Oh my gosh, I know what I’m going to do.
This is a strange feeling. I have been suicidal for so long, I have fantasized and plotted and planned, but nothing was ever possible, there was always a reason for it to fail, always something that would cause me to dismiss it, something that would get in my way, some feeling that would hold me back, doubt, fear, perfectionism, it must be perfect, it must be incapable of failure, I must be incapable of failure.
It will be labeled as a copycat suicide. I don’t care. I know it’ll work now. I know it won’t fail. If it worked for her, it’ll work for me.
A girl in a nearby town was hit by a train a few weeks ago. Strange–I had never considered using that method. I’ve read about other doing it, I’ve considered how it would work, but I never imagined me doing it until after I heard about her. I never fantasized about laying myself down across the tracks until now.
Ever since we moved into this house, I’ve been telling my mom that I hear trains pass by. She didn’t believe me–and for a while I didn’t believe me–but using a combination of resources, I pinned down the source of the sound, far enough for the sound to be faint but close enough to hear it, within driving distance, it’s perfect, it’s perfect.
I found the two stations it connects–I found the two stations on Amtrak. A train ride between them is only about 15 minutes, so I have a good time window of when I can expect them to come, this is so easy, why didn’t I think of this sooner?
The best would be a Wednesday morning, Wednesday May 4th, I’ve decided, it’s perfect, why is this so perfect, why didn’t I consider this sooner? The northbound train departs at 7am, I can get to the intersection by then without even breaking my morning routine, this is so easy, no one will suspect a thing, my heart is pounding, this feels so real.
I want to vomit, this is so perfect, nothing has ever been this perfect, something will go wrong, but I don’t care, it’ll happen, I have to do it, I’ve held back for so long, let me try this once, just let me try once…and please, please, let this be my final try, please don’t let me back out, I’m so tired, exhausted, I want this to end, I hate everything.
2 comments
I wish you would stay on this earth.
But I know that is not what you desire.
So.. I’m hoping you will back out.. But who knows.
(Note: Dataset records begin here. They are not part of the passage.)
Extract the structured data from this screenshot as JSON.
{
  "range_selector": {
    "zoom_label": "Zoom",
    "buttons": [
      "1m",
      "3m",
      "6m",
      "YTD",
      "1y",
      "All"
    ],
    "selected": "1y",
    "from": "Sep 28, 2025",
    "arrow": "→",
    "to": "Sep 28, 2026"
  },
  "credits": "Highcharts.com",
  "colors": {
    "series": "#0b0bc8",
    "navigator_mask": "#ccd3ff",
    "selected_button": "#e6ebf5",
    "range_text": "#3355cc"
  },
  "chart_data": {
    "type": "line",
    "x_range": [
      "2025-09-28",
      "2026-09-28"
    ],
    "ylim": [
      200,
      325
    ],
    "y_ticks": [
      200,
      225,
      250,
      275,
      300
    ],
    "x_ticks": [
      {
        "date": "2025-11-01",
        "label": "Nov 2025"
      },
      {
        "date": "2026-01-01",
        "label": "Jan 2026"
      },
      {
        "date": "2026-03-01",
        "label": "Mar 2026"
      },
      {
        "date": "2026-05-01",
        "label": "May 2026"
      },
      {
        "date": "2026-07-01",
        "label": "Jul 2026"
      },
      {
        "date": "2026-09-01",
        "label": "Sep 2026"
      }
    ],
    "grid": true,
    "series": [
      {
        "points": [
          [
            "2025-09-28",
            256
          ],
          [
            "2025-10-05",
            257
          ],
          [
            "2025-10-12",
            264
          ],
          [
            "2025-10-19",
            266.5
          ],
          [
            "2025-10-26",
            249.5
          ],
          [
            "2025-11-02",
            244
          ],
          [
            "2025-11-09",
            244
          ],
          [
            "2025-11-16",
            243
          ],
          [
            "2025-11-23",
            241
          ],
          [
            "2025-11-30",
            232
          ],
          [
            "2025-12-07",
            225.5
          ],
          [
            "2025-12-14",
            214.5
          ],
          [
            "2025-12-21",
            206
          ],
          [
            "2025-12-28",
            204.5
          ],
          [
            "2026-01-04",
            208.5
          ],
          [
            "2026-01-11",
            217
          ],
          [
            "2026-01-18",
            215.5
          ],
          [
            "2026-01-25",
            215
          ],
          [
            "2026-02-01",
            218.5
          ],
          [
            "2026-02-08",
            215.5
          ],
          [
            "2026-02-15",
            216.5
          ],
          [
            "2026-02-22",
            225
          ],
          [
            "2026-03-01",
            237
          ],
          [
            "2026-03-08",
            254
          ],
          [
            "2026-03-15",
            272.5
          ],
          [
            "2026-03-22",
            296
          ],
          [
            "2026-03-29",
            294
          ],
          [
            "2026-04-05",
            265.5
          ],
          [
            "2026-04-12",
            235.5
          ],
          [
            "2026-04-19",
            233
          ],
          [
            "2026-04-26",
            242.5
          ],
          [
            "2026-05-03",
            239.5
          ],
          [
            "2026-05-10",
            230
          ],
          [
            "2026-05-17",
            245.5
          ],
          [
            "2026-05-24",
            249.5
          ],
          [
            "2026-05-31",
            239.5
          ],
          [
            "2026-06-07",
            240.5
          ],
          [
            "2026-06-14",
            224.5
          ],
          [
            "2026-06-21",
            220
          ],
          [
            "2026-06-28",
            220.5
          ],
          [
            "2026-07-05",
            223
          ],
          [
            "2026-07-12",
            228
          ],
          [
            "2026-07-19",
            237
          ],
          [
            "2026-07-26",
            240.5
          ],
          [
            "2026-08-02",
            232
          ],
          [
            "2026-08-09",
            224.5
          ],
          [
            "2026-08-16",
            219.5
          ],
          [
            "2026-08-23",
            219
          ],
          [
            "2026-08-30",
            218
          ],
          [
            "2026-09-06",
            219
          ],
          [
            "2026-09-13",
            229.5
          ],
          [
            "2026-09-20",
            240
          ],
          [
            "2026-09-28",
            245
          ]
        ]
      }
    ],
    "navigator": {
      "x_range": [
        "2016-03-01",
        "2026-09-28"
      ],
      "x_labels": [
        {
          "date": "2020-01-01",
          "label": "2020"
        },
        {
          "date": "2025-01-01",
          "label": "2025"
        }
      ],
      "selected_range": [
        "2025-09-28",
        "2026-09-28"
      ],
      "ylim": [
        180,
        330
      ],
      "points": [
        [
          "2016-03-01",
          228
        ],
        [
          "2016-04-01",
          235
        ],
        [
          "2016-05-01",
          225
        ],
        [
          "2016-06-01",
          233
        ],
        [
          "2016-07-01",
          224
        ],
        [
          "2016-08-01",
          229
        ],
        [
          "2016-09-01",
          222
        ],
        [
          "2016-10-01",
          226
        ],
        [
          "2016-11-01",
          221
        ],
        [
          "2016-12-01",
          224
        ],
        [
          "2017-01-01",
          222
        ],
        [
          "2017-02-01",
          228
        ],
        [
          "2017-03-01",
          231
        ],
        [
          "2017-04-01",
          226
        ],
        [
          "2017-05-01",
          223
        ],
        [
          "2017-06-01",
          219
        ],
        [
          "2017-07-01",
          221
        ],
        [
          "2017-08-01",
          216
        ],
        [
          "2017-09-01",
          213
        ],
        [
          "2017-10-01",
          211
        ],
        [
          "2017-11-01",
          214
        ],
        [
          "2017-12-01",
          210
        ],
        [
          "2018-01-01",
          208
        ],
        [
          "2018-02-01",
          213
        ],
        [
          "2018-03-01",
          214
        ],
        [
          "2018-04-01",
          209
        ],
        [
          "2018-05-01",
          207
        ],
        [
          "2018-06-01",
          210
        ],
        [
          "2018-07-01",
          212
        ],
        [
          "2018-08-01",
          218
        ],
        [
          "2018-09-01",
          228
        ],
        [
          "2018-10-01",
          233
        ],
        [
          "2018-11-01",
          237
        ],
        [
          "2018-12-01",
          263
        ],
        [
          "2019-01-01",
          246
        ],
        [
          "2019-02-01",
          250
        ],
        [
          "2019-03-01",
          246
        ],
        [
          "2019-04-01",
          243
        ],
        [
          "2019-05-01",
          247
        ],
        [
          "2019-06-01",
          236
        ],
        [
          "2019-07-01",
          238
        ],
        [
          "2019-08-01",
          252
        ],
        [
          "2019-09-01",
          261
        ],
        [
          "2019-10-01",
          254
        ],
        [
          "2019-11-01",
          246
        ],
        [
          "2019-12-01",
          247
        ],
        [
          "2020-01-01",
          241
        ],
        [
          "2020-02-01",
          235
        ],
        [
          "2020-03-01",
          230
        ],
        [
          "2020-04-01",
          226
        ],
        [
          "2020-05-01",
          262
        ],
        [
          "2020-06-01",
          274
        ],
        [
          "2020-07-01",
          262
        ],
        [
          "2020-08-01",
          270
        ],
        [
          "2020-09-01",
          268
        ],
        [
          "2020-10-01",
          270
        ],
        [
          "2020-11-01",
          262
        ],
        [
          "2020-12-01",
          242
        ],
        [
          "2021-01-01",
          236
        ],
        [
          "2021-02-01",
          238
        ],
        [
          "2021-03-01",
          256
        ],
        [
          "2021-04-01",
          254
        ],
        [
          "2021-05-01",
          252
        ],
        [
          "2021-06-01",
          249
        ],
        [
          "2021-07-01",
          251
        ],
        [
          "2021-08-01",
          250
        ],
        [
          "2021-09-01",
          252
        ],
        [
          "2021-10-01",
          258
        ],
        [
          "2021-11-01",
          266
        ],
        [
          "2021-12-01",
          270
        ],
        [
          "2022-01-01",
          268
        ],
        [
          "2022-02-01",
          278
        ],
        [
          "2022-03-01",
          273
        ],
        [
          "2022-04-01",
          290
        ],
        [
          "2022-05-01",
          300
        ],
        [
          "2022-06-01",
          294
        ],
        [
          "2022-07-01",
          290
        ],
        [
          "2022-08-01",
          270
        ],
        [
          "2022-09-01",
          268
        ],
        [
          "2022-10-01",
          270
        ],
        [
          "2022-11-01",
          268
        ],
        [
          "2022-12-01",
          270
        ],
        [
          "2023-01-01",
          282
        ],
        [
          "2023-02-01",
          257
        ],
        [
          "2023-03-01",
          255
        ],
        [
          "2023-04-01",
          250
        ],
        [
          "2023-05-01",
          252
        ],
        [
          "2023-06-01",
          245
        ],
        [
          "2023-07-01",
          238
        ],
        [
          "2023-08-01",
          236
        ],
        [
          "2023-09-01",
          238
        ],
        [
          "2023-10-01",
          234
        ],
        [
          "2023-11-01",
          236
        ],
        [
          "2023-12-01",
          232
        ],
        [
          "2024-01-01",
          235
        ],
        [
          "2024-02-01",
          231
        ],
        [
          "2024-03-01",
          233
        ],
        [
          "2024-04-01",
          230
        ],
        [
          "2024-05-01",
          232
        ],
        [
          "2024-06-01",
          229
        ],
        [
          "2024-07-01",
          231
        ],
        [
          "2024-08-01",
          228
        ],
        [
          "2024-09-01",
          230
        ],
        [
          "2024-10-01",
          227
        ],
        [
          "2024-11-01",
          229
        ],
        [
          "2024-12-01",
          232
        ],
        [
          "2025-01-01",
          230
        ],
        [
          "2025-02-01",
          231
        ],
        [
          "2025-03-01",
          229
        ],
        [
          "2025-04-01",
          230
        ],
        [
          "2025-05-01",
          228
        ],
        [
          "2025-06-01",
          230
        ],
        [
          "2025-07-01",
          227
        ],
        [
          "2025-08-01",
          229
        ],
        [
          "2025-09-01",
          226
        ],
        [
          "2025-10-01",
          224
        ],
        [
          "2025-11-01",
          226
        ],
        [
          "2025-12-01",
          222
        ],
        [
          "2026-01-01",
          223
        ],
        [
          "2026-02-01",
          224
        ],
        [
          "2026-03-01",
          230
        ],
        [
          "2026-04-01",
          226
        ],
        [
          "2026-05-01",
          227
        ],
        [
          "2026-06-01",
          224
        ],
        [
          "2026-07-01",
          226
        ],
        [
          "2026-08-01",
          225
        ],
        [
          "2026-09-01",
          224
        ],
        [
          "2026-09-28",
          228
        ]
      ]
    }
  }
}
Can we talk?? Feelthesame9991@yahoo.com
I was taking photos of a friend in tunnel a couple years ago. An amtrak came and we ran the long way instead of the short way.. it freakin stopped for me. The tunnel isn’t that long!!! I’m surprised it stopped in time. It was so close. I’m so angry now..
It might be hard but good luck in whatever you decide. I would try to convince you not to do it but I know the feeling. I want to be gone soon as well.